The work isn’t easy. Last summer, a project at a struggling school in Chicago was delayed as the principal lurched from crisis to crisis; by the time the project started, summer school was over, and the group had lost the community they needed for full participation.
Students are often resistant at the beginning, since they’re used to being told what to do, and the process with Tiny WPA is open-ended and iterative: They’re asked to jump in and start building, failing, and building again. But they quickly adjust, Gilliam says. At the end of the first week of one project, after giving students a page to fill in that said "The hardest thing was ..." one student wrote, "The hardest thing was building through play when I never got to do that as a kid. But if I’d had this experience when I was younger, it would have been transformative."

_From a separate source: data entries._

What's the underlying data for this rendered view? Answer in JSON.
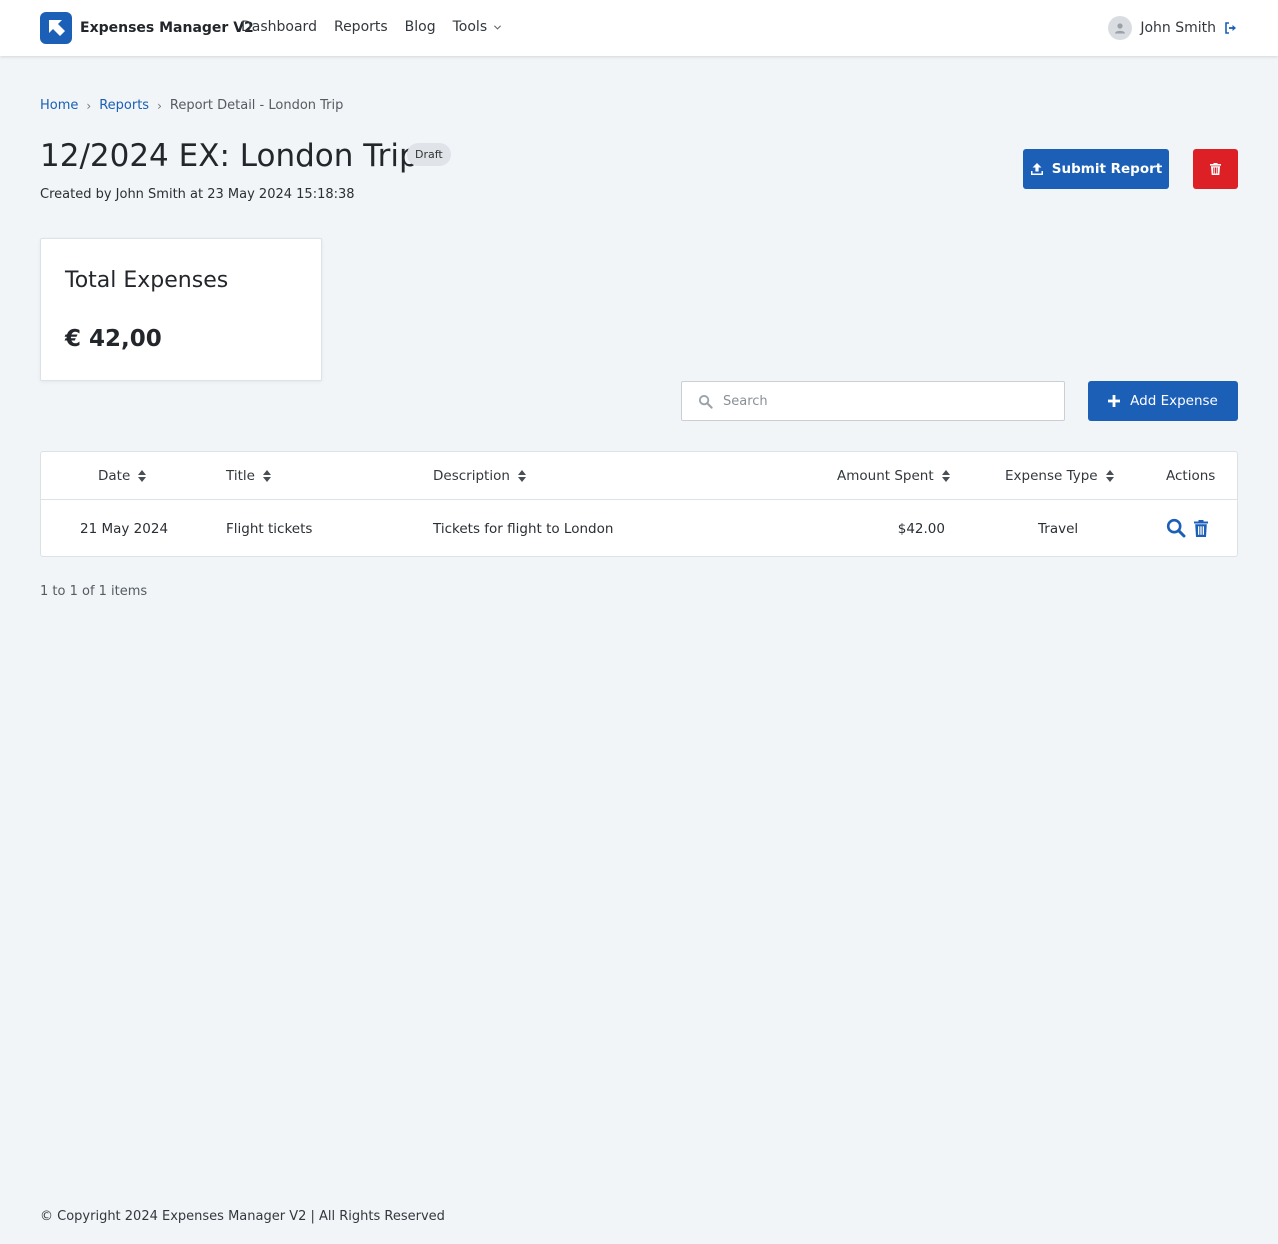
{
  "app": {
    "name": "Expenses Manager V2"
  },
  "nav": {
    "items": [
      {
        "label": "Dashboard"
      },
      {
        "label": "Reports"
      },
      {
        "label": "Blog"
      }
    ],
    "tools_label": "Tools",
    "user_name": "John Smith"
  },
  "breadcrumb": {
    "home": "Home",
    "reports": "Reports",
    "current": "Report Detail - London Trip",
    "separator": "›"
  },
  "report": {
    "title": "12/2024 EX: London Trip",
    "status": "Draft",
    "created_by": "Created by John Smith at 23 May 2024 15:18:38"
  },
  "actions": {
    "submit_label": "Submit Report",
    "add_expense_label": "Add Expense"
  },
  "summary": {
    "label": "Total Expenses",
    "value": "€ 42,00"
  },
  "search": {
    "placeholder": "Search",
    "value": ""
  },
  "table": {
    "columns": [
      {
        "label": "Date"
      },
      {
        "label": "Title"
      },
      {
        "label": "Description"
      },
      {
        "label": "Amount Spent"
      },
      {
        "label": "Expense Type"
      },
      {
        "label": "Actions"
      }
    ],
    "rows": [
      {
        "date": "21 May 2024",
        "title": "Flight tickets",
        "description": "Tickets for flight to London",
        "amount": "$42.00",
        "type": "Travel"
      }
    ]
  },
  "pagination": {
    "summary": "1 to 1 of 1 items"
  },
  "footer": {
    "text": "© Copyright 2024 Expenses Manager V2 | All Rights Reserved"
  },
  "colors": {
    "primary": "#1b5fb7",
    "danger": "#dd1f26",
    "background": "#f1f5f8",
    "link": "#1a5fb4"
  },
  "icons": {
    "logo": "app-logo-icon",
    "tools_dropdown": "chevron-down-icon",
    "avatar": "user-avatar-icon",
    "logout": "logout-icon",
    "submit": "upload-icon",
    "delete_report": "trash-icon",
    "search": "search-icon",
    "add": "plus-icon",
    "sort": "sort-icon",
    "view_row": "search-icon",
    "delete_row": "trash-icon"
  }
}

Along with the design-build projects, Public Workshop is also encouraging students to pursue other design work. At a maker space in Philadelphia they call the Department of Making and Doing, the group has started working with students to identify local problems to solve. Teenagers working with a food bank, for example, were given $75 and a couple of days to find and solve a problem. They ended up making everything from a sturdier bag for delivering food, to sweatshirts to help market the program in the community, to a 3-D printed trophy to help honor volunteers.
While the program gives students a chance to design, Gilliam also points out that sometimes it's just as valuable to give kids the opportunity to work even if it’s as simple as painting or a little repair. He points to a project 10 years ago that helped launch Tiny WPA at a struggling school in rural Alabama.
"Students were so embarrassed by the school that they wouldn’t mention its name in public, and in fact, they’d tried to burn it down twice," Gilliam says. He went into the project with visions of redesigning everything, but then realized that students were excited to start even with the simplest improvements, like scraping old paint. As they worked, teachers told him they'd never thought the students would do that type of work; they hadn't seen them that way.
"That was a powerful moment where I thought everything needs to be about making and doing—and finding those moments in cities where young adults can have a contribution—because look what’s happening just with this simple stuff," Gilliam says. "I realized my failure of imagination of thinking that kids would find value in just painting, and I think that is endemic in society. How can we see peeling paint as an opportunity? How can we see that unloved bus stop as an opportunity? We can rethink education and rethink the role that youth can play in cities."